# Thread: Hard minimum value problem

1. ## Hard minimum value problem

Show that if x and y are real numbers and $\displaystyle 7x^2+3xy+3y^2=1$ then the least positive value of $\displaystyle \frac{x^2+y^2}{y}$ is 0.5.

I've tried lots of methods but none work.

2. ## Ok

[quote=0-);131057]Show that if x and y are real numbers and $\displaystyle 7x^2+3xy+3y^2=1$ then the least positive value of $\displaystyle \frac{x^2+y^2}{y}$ is 0.5.

Solve the first for either x or y...imput that into the second formula...differentiate and find the minimum...then to get the other value imput your one value into the original equation and solve for the other value...and to make sure you are getting a minimum plug your answer into the second derivative and make sure its positive

3. [quote=Mathstud28;131089]
Originally Posted by 0-)
Show that if x and y are real numbers and $\displaystyle 7x^2+3xy+3y^2=1$ then the least positive value of $\displaystyle \frac{x^2+y^2}{y}$ is 0.5.

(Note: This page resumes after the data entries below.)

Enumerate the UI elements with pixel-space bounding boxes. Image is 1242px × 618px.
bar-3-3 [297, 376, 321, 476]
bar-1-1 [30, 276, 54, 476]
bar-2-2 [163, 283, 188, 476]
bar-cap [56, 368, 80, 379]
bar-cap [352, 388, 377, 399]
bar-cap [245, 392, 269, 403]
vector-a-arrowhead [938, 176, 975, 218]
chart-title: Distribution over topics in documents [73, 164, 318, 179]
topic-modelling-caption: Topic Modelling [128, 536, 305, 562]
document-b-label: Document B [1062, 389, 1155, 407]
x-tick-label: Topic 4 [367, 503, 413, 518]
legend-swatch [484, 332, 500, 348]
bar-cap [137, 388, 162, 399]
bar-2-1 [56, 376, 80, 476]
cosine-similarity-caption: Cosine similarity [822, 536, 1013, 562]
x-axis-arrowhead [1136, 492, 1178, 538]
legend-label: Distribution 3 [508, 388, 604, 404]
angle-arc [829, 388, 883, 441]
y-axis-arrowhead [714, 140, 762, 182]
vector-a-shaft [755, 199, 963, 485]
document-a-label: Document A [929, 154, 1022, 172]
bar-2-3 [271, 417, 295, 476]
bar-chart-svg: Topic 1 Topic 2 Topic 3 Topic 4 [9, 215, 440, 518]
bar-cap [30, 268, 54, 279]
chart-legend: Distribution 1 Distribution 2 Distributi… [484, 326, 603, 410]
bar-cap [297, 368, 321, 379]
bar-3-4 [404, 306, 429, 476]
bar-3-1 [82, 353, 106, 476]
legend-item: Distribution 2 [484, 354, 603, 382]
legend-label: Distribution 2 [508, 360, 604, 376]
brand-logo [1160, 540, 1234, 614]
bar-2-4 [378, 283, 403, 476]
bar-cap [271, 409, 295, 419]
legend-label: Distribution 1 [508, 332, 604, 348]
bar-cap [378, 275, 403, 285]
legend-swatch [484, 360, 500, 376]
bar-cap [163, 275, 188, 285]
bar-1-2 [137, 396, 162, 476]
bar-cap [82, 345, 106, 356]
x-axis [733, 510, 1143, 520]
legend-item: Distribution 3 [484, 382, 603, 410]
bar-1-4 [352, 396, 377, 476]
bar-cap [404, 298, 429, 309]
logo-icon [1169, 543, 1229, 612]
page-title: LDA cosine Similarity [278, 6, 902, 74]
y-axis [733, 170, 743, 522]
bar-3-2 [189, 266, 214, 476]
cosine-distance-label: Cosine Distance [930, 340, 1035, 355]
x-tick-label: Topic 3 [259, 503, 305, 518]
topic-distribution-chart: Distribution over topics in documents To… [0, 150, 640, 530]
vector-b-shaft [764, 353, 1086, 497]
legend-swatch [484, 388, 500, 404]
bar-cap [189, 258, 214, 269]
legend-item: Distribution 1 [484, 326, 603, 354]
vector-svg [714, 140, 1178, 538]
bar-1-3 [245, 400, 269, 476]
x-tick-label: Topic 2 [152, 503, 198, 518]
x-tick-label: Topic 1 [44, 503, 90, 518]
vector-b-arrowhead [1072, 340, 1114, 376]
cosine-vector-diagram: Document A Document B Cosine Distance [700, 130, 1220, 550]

Solve the first for either x or y...imput that into the second formula...differentiate and find the minimum...then to get the other value imput your one value into the original equation and solve for the other value...and to make sure you are getting a minimum plug your answer into the second derivative and make sure its positive
Thank you.

I thought there would be a quicker way of doing it but your way should work.